The American Association for Cancer Research (AACR) convened a special joint session with the American Society of Clinical Oncology (ASCO) during the AACR Annual Meeting 2024 to address the latest advances in the detection and treatment of minimal residual disease (MRD) in cancer patients.

AACR Immediate Past President Philip D. Greenberg, MD, FAACR, professor and head of immunology at the Fred Hutchinson Cancer Center, and ASCO President Lynn M. Schuchter, MD, director of the Tara Miller Melanoma Center and professor at the University of Pennsylvania Perelman School of Medicine, served as chairs for the session.

The session—AACR-ASCO Joint Session: Strategies for Detecting Minimal Residual Disease (MRD) and How to Apply It in the Clinic—can be viewed on the virtual meeting platform by registered Annual Meeting participants through July 10, 2024.

Progress in MRD assessment in solid tumors and the path to high value clinical applications

Luis A. Diaz Jr., MD, FAACR, head of the Division of Solid Tumor Oncology at Memorial Sloan Kettering Cancer Center, discussed the latest advances in assessing MRD in patients with solid tumors, including progress in the development of assays to detect circulating tumor DNA (ctDNA), which is cell-free DNA shed by tumors into the bloodstream.

“The ctDNA world has really expanded over the last few years, and minimal residual disease is probably one of the areas where liquid biopsies with circulating tumor DNA has the potential to make a very large impact,” Diaz said.

Studies have shown that ctDNA analyses informed by the tumor’s mutations can track low-volume disease with confidence, he said, but clinical applications are lagging.

As an example of how ctDNA analyses could impact patient care, he shared results from a small pilot study showing that patients with mismatch repair-deficient tumors who were ctDNA-positive after standard-of-care therapy benefitted from adjuvant pembrolizumab.

“We’re awaiting results that will change the outcome for our patients,” Diaz said, noting that additional and larger studies are needed and that hopefully they are coming soon.

“[Studies] do take a long time to perform, but I think with more access to circulating tumor DNA technology—and hopefully more appetite by clinical investigators, biotech, and pharma—these types of approaches will become more mainstream.”

Technical and clinical considerations for assessing MRD using ctDNA

Maximilian Diehn, MD, PhD, professor and division chief of Radiation & Cancer Biology at the Stanford University School of Medicine and Stanford Cancer Institute, reviewed ongoing progress in the development and application of ctDNA assays and the utility of ctDNA as a prognostic biomarker.

Six different studies in six different cancers over the last few years have all shown the same thing, he said: “that positive residual ctDNA after surgery is an extremely bad prognostic marker and almost guaranteed to portend recurrence, whereas patients who are ctDNA-negative have a much better outcome,” Diehn said.
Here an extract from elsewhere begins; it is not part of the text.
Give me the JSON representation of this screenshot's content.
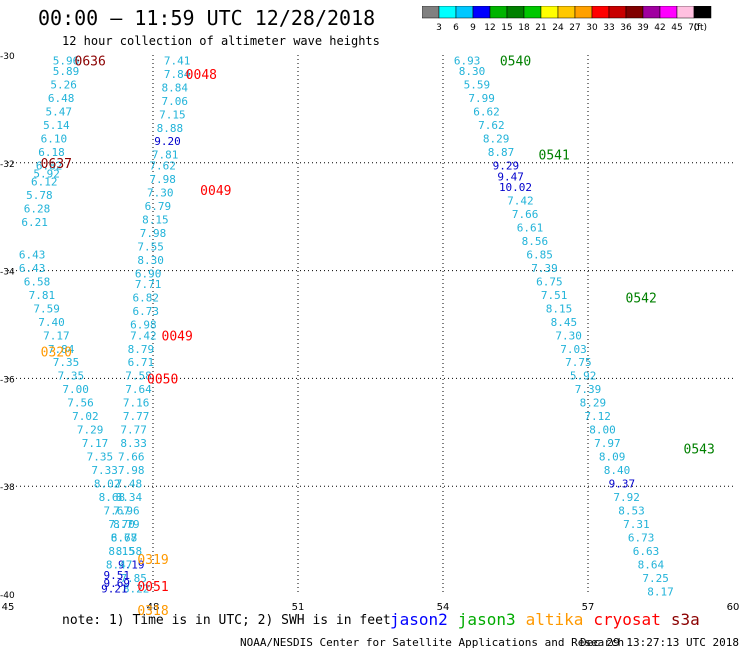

How good the outcome is, he noted, varies by study, by disease type, and by assay, but he said the overall finding that the absence of ctDNA is a good prognostic marker and the presence of ctDNA is a bad prognostic marker has now held up across numerous studies across different cancer types and with different assays.

While ctDNA is the best prognostic marker available for early-stage solid tumors, it is not enough, he said.

“We want more than just a prognostic assay that tells us a patient’s outcome is not going to be good—we want to be able to intervene and change that outcome,” Diehn said.

Studies in diverse tumor types are needed because the amount of ctDNA shed by tumors, the impact of treatments, and assays used to measure ctDNA can vary across tumor types. These are all variables that have to be tested clinically, he said.

He outlined approaches to improving ctDNA assay sensitivity, including tracking more mutations, decreasing background error rates, and increasing cell-free DNA levels.

Strategies to therapeutically target dormant and reactivated MRD to prevent cancer recurrence: challenges and opportunities

Angela M. DeMichele, MD, professor and co-leader of the Breast Cancer Research Program at the University of Pennsylvania Perelman School of Medicine and Abramson Cancer Center, discussed ongoing research looking at MRD and the potential to therapeutically target dormant, or inactive asymptomatic, disease in breast cancer.

She cited findings from recent studies—including a mouse trial of hydroxychloroquine, everolimus, or the combination for prevention of recurrent breast cancer—demonstrating that preclinical therapeutic activity promoting disseminated tumor cell (DTC) clearance prolonged recurrence-free survival in dormant cell-bearing mice.

These findings, she said, establish a link between DTC changes and prolongation of relapse-free survival.

In a concurrent phase II human study, DeMichele and colleagues defined the prevalence of DTCs in patients with high-risk breast cancer and established the feasibility of targeting DTCs to improve outcomes. While the results were encouraging, DeMichele noted that larger controlled studies are needed.